- Australian Dollar Recovered with the S&P500 and Shanghai Composite
- Fed Chair Jerome Powell, PBOC liquidity increase may have helped AUD
- Eyes turn towards Fedspeak, Philip Lowe, Governor of the RBA, US Non-farm Payrolls
This past week, the pro-risk Australian dollar outperformed other markets. It gained alongside the S&P 500 as well as Shanghai Composite. Did markets react in an overreaction to the Federal Reserve’s June monetary policy announcement? Financial markets were sanguine despite the consensus of the central bank for at least two rate increases in 2023. This also suggests a sooner-than-anticipated asset buying tapering.
Jerome Powell, Fed Chair, continued to calm fears about tapering at a congressional testimony. He stated that the central bank would not raise rates before they are needed. However, Fed Funds Futures was at the end the week. This indicated that markets had already baked in a 25 basis-point rate increase by the end next year. This market dynamic could be extended if Fedspeak continues, which could boost AUD.
Also, the Australian Dollar may be receiving a slight nudge from China’s developments. The People’s Bank of China suddenly increased short term liquidity injections. They sold about 30 billion Yuan of reverse repos 7 days instead of the 10b that has been in place since March. These are likely part of daily open market operations’ normal sequence, particularly before the end of the second half.
Moreover, the PBOC is normalizing. This is why Chinese equities are underperforming their developed counterparts.

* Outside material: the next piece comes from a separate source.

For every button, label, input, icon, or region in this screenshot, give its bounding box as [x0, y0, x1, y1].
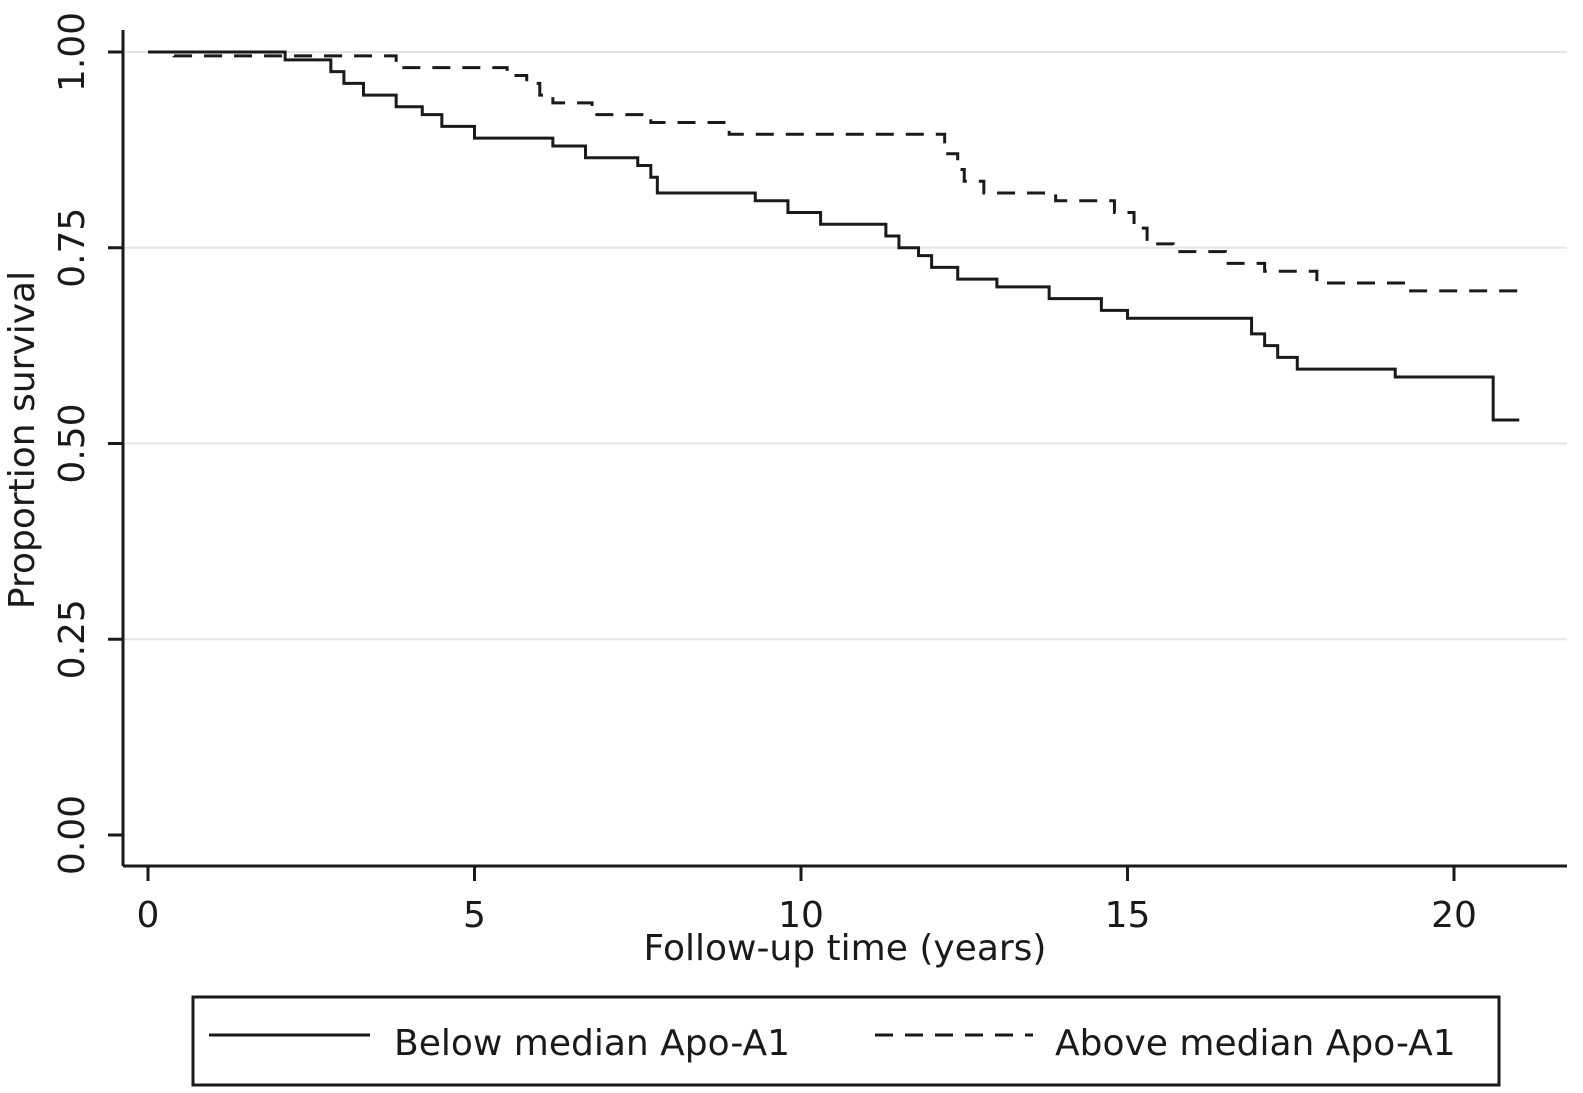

China is Australia’s largest trading partner. This means that economic developments in China can often have knock-on effects for Australia. It is not unusual for the PBOC to provide liquidity boosts in light of the Chinese Communist Party’s 100-year anniversary.
Also, the Australian economic docket looks very light. Philip Lowe, RBA Governor, will be speaking Tuesday at a Sydney banking summit. Although he might reiterate the central bank’s dovish stance. All eyes will be on the US jobs report, which is due to be released Friday. Pay attention to average hourly earnings. Higher readings could indicate that inflation is likely to remain high, increasing volatility risk.